J = 1 / (2 * m) * sum(((X * theta) - y) .^ 2);
% =========================================================================
end
$Gradient\ DescentMulti$
跟单个特征的算法类似,直接套公式即可
— $gradientDescentMulti.m$
function [theta, J_history] = gradientDescentMulti(X, y, theta, alpha, num_iters)

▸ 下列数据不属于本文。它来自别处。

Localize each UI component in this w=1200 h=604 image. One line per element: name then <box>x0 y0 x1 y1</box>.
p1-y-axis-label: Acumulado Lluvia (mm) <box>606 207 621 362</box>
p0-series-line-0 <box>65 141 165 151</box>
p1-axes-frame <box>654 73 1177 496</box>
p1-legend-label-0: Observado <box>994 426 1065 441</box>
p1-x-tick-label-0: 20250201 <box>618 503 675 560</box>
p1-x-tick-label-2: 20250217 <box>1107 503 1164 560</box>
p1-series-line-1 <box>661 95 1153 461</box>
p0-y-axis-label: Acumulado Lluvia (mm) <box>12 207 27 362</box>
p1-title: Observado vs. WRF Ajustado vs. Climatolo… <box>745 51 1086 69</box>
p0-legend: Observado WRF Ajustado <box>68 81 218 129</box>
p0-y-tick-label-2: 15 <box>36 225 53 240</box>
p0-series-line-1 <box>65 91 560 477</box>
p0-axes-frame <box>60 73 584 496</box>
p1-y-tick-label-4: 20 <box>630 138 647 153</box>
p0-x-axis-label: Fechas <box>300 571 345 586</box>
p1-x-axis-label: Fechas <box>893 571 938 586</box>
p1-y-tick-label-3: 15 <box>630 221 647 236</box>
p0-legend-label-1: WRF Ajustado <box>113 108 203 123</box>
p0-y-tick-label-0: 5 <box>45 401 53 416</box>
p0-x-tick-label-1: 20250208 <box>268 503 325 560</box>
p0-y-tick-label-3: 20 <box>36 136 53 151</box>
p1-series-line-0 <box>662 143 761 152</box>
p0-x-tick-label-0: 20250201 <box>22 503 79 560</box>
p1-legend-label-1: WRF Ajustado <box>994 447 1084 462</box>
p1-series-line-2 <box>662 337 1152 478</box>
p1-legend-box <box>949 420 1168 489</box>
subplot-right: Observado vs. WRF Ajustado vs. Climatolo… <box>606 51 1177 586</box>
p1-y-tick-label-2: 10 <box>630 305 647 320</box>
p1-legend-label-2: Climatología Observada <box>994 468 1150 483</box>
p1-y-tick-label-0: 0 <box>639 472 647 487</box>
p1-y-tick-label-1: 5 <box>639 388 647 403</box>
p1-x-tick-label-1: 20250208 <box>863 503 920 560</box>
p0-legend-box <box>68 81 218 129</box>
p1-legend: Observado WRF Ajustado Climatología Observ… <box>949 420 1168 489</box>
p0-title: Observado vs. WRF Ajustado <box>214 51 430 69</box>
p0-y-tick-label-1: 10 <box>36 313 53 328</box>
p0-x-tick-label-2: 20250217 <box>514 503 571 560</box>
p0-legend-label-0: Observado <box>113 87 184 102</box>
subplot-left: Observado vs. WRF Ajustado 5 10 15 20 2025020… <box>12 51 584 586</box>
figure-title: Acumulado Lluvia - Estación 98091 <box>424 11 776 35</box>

m = length(y); % number of training examples
J_history = zeros(num_iters, 1);
for iter = 1:num_iters
% ====================== YOUR CODE HERE ======================
theta = theta - alpha / m * (X' * (X * theta - y));
% ============================================================
% Save the cost J in every iteration
J_history(iter) = computeCostMulti(X, y, theta);
end
end
$Normal\ Equations$
直接套公式即可
$\theta=(X^TX)^{-1}X^Ty$
— $normalEqn.m$
function [theta] = normalEqn(X, y)
theta = zeros(size(X, 2), 1);
% ====================== YOUR CODE HERE ======================
theta = pinv((X'*X))*X'*y
% ============================================================
end
第二周
基础
$Sigmoid\ function$
$sigmoid$函数是$\frac{1}{1+e^{-x}}$
根据传进来的数据输出$sigmoid$
— $sigmoid.m$
function g = sigmoid(z)
%SIGMOID Compute sigmoid function
g = zeros(size(z));
% ====================== YOUR CODE HERE ======================
[m, n] = size(z);
for i = 1:m
for j = 1:n
g(i,j) = 1 / (1 + e ^ (-z(i, j)));
endfor
endfor
% =============================================================
end
$Cost\ function\ and\ gradient$
使用逻辑回归的代价函数公式
$J(\theta)=-\frac{1}{m}\sum\limits_{i=1}^m[y^{(i)}\log(h_{\theta}(x^{(i)}))+(1-y^{(i)})\log(1-h_{\theta}(x^{(i)}))]$ 直接求代价函数
关于代价函数的导数以后再证
$\frac{\partial J(\theta)}{\partial \theta_j}=\frac{1}{m}\sum\limits_{i=1}^m(h_{\theta}(x^{(i)})-y^{(i)})x^{(i)}_j$
— $costFunction.m$
function [J, grad] = costFunction(theta, X, y)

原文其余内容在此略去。